La creación de Estados Unidos, como la Revolución Francesa, fue un hecho verdaderamente singular, toda vez que no había una nación previa. Los nuevos moradores de la costa este provenían en su inmensa mayoría de Inglaterra y trasladaron allí sus instituciones. No tenían rey y tampoco lo deseaban, por lo que optaron por una república presidencialista que llevó a un bloqueo continuado de las decisiones del gobernante por parte de las mayorías que se daban en el órgano representativo del pueblo. Los momentos de paz del periodo posterior a la Segunda Guerra Mundial o de la Guerra Fría solo obedecieron a la existencia de un enemigo común y externo. Disuelta la Unión Soviética volvió el conflicto. La era Trump no ha hecho más que horadar toda opción de diálogo e intensificar la polarización como instrumento político.

El debate sosegado sucumbe ante el populismo y su eterna lucha contra enemigos más o menos visibles para ofrecernos explicaciones simplonas que no necesitamos. La posibilidad de avanzar en soluciones consensuadas a las necesidades de la ciudadanía parece cada vez más lejana, pero no por ello tenemos que dejar de confiar en que el diálogo tiene que prevalecer.

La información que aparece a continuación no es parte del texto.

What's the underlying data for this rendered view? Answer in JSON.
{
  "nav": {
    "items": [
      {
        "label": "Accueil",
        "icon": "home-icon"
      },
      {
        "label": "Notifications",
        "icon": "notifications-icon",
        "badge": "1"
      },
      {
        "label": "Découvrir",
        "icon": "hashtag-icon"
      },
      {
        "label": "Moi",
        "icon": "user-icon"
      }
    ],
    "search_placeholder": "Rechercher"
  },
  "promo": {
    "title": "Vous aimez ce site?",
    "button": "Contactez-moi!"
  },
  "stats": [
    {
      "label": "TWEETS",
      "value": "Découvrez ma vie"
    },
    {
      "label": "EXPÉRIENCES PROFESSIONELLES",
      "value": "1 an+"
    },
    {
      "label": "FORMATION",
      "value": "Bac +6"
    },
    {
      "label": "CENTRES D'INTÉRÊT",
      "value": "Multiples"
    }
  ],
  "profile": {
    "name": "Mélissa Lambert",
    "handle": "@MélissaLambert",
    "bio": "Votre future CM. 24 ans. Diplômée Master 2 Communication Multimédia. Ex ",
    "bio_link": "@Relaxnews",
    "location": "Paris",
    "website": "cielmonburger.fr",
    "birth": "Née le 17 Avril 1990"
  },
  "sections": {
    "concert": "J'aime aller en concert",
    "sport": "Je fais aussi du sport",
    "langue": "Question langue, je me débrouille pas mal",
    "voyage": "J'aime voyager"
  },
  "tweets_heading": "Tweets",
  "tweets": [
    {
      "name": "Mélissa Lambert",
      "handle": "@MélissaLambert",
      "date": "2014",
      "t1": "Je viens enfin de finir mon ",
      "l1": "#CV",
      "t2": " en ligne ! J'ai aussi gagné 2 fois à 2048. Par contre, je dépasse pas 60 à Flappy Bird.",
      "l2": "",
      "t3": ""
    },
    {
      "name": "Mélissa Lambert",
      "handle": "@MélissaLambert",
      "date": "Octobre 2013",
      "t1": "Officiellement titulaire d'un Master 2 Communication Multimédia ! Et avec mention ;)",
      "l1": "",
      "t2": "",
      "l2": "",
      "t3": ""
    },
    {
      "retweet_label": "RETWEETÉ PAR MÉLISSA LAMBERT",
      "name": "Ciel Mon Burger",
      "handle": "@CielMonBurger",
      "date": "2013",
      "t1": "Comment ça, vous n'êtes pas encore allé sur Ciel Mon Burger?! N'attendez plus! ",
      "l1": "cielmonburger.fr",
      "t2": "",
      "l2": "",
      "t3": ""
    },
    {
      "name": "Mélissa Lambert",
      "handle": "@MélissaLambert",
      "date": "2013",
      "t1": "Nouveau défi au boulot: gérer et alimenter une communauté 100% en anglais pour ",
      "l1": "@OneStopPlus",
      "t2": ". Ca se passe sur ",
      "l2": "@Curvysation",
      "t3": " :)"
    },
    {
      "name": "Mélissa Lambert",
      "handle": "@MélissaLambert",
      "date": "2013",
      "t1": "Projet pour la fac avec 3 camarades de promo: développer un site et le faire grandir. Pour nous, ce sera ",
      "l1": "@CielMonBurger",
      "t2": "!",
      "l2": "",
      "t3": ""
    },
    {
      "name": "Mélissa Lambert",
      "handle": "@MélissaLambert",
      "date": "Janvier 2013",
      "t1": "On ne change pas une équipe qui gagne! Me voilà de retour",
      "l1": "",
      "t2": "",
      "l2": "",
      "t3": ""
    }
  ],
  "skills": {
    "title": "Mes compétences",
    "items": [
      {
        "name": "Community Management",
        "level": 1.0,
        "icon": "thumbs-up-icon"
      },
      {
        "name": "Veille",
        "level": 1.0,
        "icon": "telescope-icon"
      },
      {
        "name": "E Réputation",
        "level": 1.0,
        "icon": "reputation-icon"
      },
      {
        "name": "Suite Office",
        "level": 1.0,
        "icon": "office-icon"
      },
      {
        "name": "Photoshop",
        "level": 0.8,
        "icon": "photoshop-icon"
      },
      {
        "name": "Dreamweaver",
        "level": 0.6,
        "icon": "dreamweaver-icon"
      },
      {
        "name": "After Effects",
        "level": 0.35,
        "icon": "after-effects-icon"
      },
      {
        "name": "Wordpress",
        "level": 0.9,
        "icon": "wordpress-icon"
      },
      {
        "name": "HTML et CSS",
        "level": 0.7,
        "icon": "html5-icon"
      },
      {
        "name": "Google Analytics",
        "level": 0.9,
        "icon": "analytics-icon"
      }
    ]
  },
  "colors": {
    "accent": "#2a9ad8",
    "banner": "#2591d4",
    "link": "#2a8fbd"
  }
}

Yo creo firmemente en que una sociedad como la española, diversa y plural, va a ser capaz de anteponer el bien común a los anhelos de unos pocos. La moderación, la autocrítica y el deseo de remar juntos en una misma dirección deberían prevalecer, casi 250 años después de la Revolución Francesa. ¿Un mundo ideal? Digo yo que habrá que empezar a creer en él y edificarlo, aunque sea sobre los restos de la polarizada realidad de nuestro gallinero actual.